5 Ekim 1979, Hafta Sonu gazetesinin manşeti ülke gündemine bomba gibi düştü: İçişleri Bakanı Hasan Fehmi Güneş, şarkıcı Aynur Aydan ile “yakalanmıştı”. Güneş’in ertesi gün Başbakan Bülent Ecevit’e istifasını sunmasıyla siyasi tarihimize “bakan düşüren kadın” maddesi eklenmiş oldu. Bugünden bakınca olayın en ilginç bölümü istifa gibi geliyor bana. Ne yolsuzluk var işin içinde ne rüşvet ne de mafya ilişkisi... Bakan olan biteni birkaç yalanla idare etse, gündemi değiştirse, bugünün tabiriyle “görevinden affını istemese” unutulup giderdi belki de. Zaten Bülent Ecevit ona “Şimdi seçim dönemi, istifa etmesen unutulur gider” demişti. 1979 Ekim’i sadece yaklaşan ara seçimlerle değil, bir yıl içinde yaşananlarla da Türkiye için epeyce çetrefilli bir zaman dilimiydi. Hasan Fehmi Güneş, 120 kişinin ölümüne yol açan Kahramanmaraş katliamının ardından görevden ayrılan İrfan Özaydınlı’nın yerine geleli dokuz ay, Abdi İpekçi öldürüleli sekiz buçuk ay olmuştu. Ülke adım adım darbeye yaklaşıyor, Adalet Partisi Genel Başkanı Süleyman Demirel “Bu gidiş Allende gidişi” diyordu.
Tuzak iddiaları
Bu gerginliğin ortasına düşüverdi Aynur Aydan. Kısa süre içinde Aydan’ın AP’ye yakın olduğu, Güneş’e tuzak kurduğu dedikoduları yayıldı ortalığa.

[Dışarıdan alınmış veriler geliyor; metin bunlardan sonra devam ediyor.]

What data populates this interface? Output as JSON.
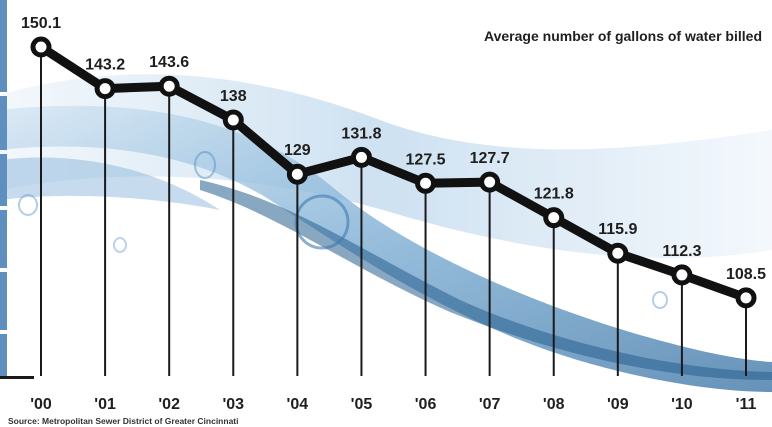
{
  "chart_data": {
    "type": "line",
    "title": "Average number of gallons of water billed",
    "categories": [
      "'00",
      "'01",
      "'02",
      "'03",
      "'04",
      "'05",
      "'06",
      "'07",
      "'08",
      "'09",
      "'10",
      "'11"
    ],
    "series": [
      {
        "values": [
          150.1,
          143.2,
          143.6,
          138,
          129,
          131.8,
          127.5,
          127.7,
          121.8,
          115.9,
          112.3,
          108.5
        ]
      }
    ],
    "value_labels": [
      "150.1",
      "143.2",
      "143.6",
      "138",
      "129",
      "131.8",
      "127.5",
      "127.7",
      "121.8",
      "115.9",
      "112.3",
      "108.5"
    ],
    "ylim": [
      100,
      155
    ],
    "grid": false,
    "legend": "none",
    "source": "Source: Metropolitan Sewer District of Greater Cincinnati",
    "colors": {
      "line": "#111111",
      "marker_fill": "#ffffff",
      "drop_lines": "#1a1a1a",
      "text": "#1f1f1f",
      "water": "#3d7fb5"
    }
  }
}
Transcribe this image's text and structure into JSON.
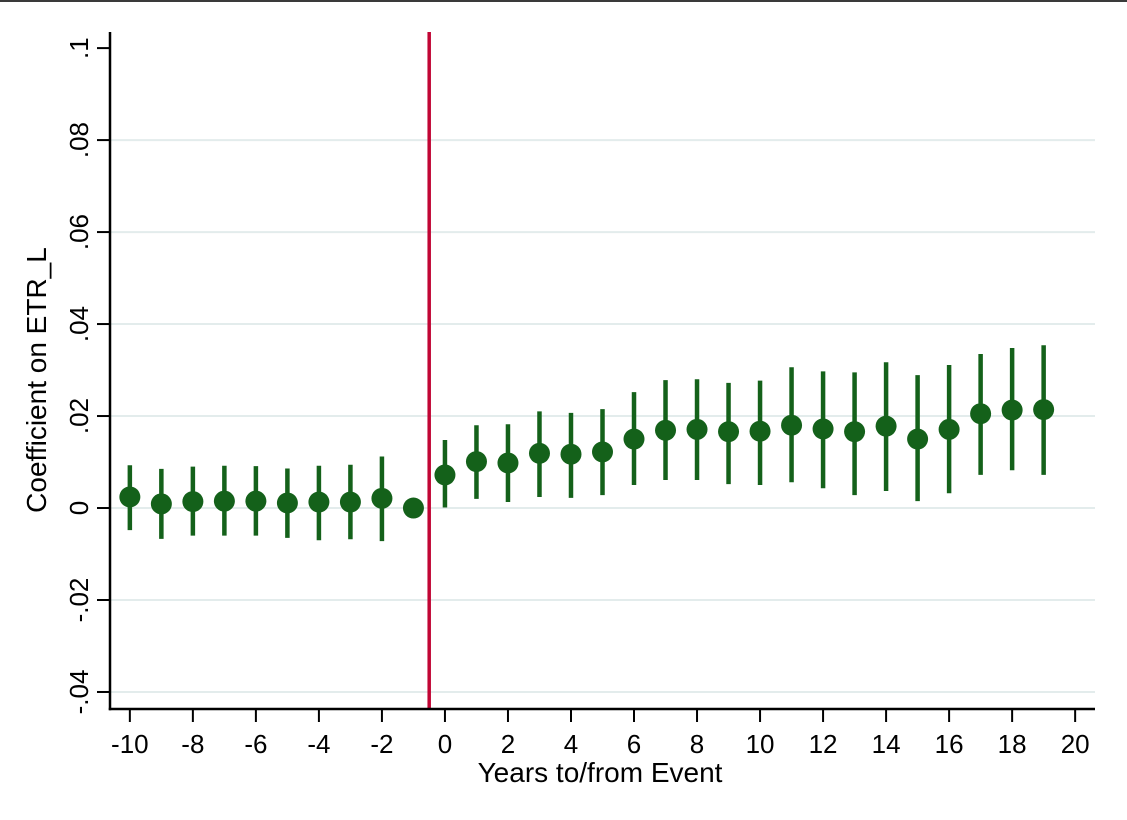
{
  "chart_data": {
    "type": "scatter",
    "subtype": "event-study-coefficient-plot-with-error-bars",
    "title": "",
    "xlabel": "Years to/from Event",
    "ylabel": "Coefficient on ETR_L",
    "xlim": [
      -10.63,
      20.63
    ],
    "ylim": [
      -0.0437,
      0.1035
    ],
    "xtick_values": [
      -10,
      -8,
      -6,
      -4,
      -2,
      0,
      2,
      4,
      6,
      8,
      10,
      12,
      14,
      16,
      18,
      20
    ],
    "xtick_labels": [
      "-10",
      "-8",
      "-6",
      "-4",
      "-2",
      "0",
      "2",
      "4",
      "6",
      "8",
      "10",
      "12",
      "14",
      "16",
      "18",
      "20"
    ],
    "ytick_values": [
      0.1,
      0.08,
      0.06,
      0.04,
      0.02,
      0,
      -0.02,
      -0.04
    ],
    "ytick_labels": [
      ".1",
      ".08",
      ".06",
      ".04",
      ".02",
      "0",
      "-.02",
      "-.04"
    ],
    "grid_values": [
      0.08,
      0.06,
      0.04,
      0.02,
      0,
      -0.02,
      -0.04
    ],
    "grid_on": true,
    "legend_position": "none",
    "y_tick_label_angle_deg": 90,
    "reference_line": {
      "axis": "x",
      "value": -0.5
    },
    "series": [
      {
        "name": "coefficient",
        "x": [
          -10,
          -9,
          -8,
          -7,
          -6,
          -5,
          -4,
          -3,
          -2,
          -1,
          0,
          1,
          2,
          3,
          4,
          5,
          6,
          7,
          8,
          9,
          10,
          11,
          12,
          13,
          14,
          15,
          16,
          17,
          18,
          19
        ],
        "y": [
          0.0024,
          0.0009,
          0.0014,
          0.0015,
          0.0015,
          0.0011,
          0.0013,
          0.0013,
          0.0021,
          0.0,
          0.0072,
          0.0101,
          0.0098,
          0.0119,
          0.0117,
          0.0122,
          0.015,
          0.0169,
          0.0171,
          0.0166,
          0.0167,
          0.018,
          0.0172,
          0.0166,
          0.0178,
          0.015,
          0.0171,
          0.0205,
          0.0213,
          0.0214
        ],
        "ci_low": [
          -0.0048,
          -0.0067,
          -0.006,
          -0.006,
          -0.006,
          -0.0065,
          -0.007,
          -0.0068,
          -0.0072,
          0.0,
          0.0001,
          0.002,
          0.0013,
          0.0024,
          0.0022,
          0.0028,
          0.005,
          0.0061,
          0.0061,
          0.0052,
          0.005,
          0.0056,
          0.0043,
          0.0028,
          0.0037,
          0.0015,
          0.0032,
          0.0072,
          0.0082,
          0.0072
        ],
        "ci_high": [
          0.0093,
          0.0085,
          0.009,
          0.0092,
          0.0091,
          0.0086,
          0.0092,
          0.0094,
          0.0112,
          0.0,
          0.0148,
          0.018,
          0.0182,
          0.021,
          0.0207,
          0.0215,
          0.0252,
          0.0278,
          0.028,
          0.0272,
          0.0277,
          0.0306,
          0.0297,
          0.0295,
          0.0317,
          0.0289,
          0.0311,
          0.0335,
          0.0348,
          0.0354
        ]
      }
    ],
    "colors": {
      "marker": "#14611a",
      "ci_bar": "#14611a",
      "reference_line": "#c10534",
      "gridline": "#e3ecec",
      "axis": "#000000",
      "background": "#ffffff"
    }
  }
}
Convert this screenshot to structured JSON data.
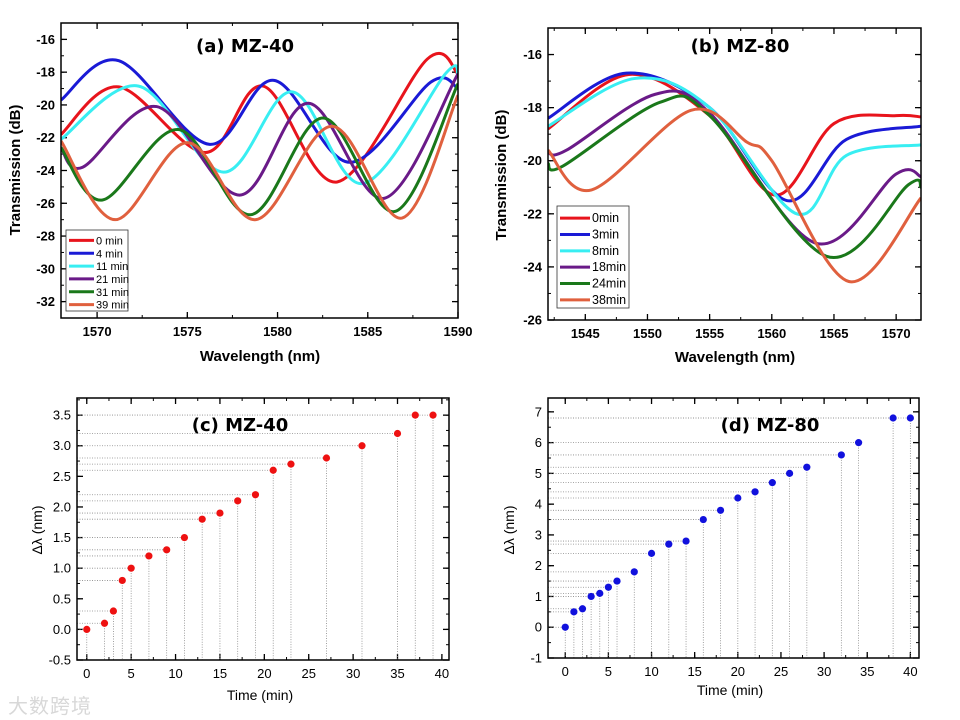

Yıllar sonra ise Mahir Kaynak eliyle şu bilgi serildi önümüze: Bu bir CIA-MOSSAD komplosuydu! Güneş, Abdi İpekçi cinayetiyle “fazla” ilgileniyor, durdurulması gerekiyordu. (1987 yılında bir Hürriyet manşeti işi daha da ileriye taşımıştı. Buna göre İpekçi’nin katili Mehmet Ali Ağca o dönemde Aynur Aydan’ın evinde saklanmıştı.) Bakan Güneş’in İpekçi cinayetine olduğu kadar Kahramanmaraş katliamına gösterdiği ilginin rahatsız ettiği insanlar vardı. Nitekim katliamın 33’üncü yılında “Faşist bir plandı” diye anlatacaktı; “Engel olmayı bırakın, MİT bizzat katkı yaptı.” Bazen filmin başına ancak sonunu bilince anlam verebiliyoruz. “Bakan düşüren kadın” olayının da basit bir magazin haberi olmanın ötesine geçtiğini kavramak zaman alacaktı. Tıpkı Yassıada mahkemesinde Menderes’in Ayhan Aydan ve Suzan Sözen ile ilişkilerinin yargılamaya “alet” edildiğinin anlaşılması gibi... Geç ve güç.
“Kaset değil, komplo”
Hasan Fehmi Güneş 42 yıl içinde bu konuda neredeyse hiç konuşmadı. Nadiren sarf ettiği cümlelerden birini 2002’de Vatan gazetesinde okumuştuk: “İstifa, gerçek bir Cumhuriyet Halk Partili’nin yapması gereken bir hareketti. Kendi yanlışımı kendim cezalandırdım. Gereğini yaptım.” Edindiği sıfatın hayatı boyunca Aydan’ın peşini bırakmadığını tahmin etmek zor değil. Onu bırakmayan tek şey bu değildi, duyguları da tazeydi. Muhtelif söyleşilerde Güneş’e hala aşık olduğunu, sigara paketini sakladığını, onu hiç unutmadığını anlattı. 2011 yılında siyasete bu kez doğrudan adım atmayı deneyip AK Parti’den İstanbul milletvekili aday adayı olduysa da daha ileri gidemedi. 2010 yılında benzer bir olayın aktörü, dönemin CHP Genel Başkanı Deniz Baykal oldu. Baykal’ın CHP’li bir kadın milletvekiliyle ilişkisini gözler önüne seren videonun internete düştüğü günü dün gibi hatırlıyorum. Baykal “Kaset değil, komplo” demiş, sonra da genel başkanlık görevinden istifa etmişti. CHP açısından olduğu kadar ülke açısından da “hiçbir şeyin eskisi gibi olmayacağı” anlardan biriydi. Bu olay sadece Baykal’ın değil, ondan sonra genel başkanlık koltuğuna oturan Kılıçdaroğlu’nun sırtında da bir yüke dönüştü.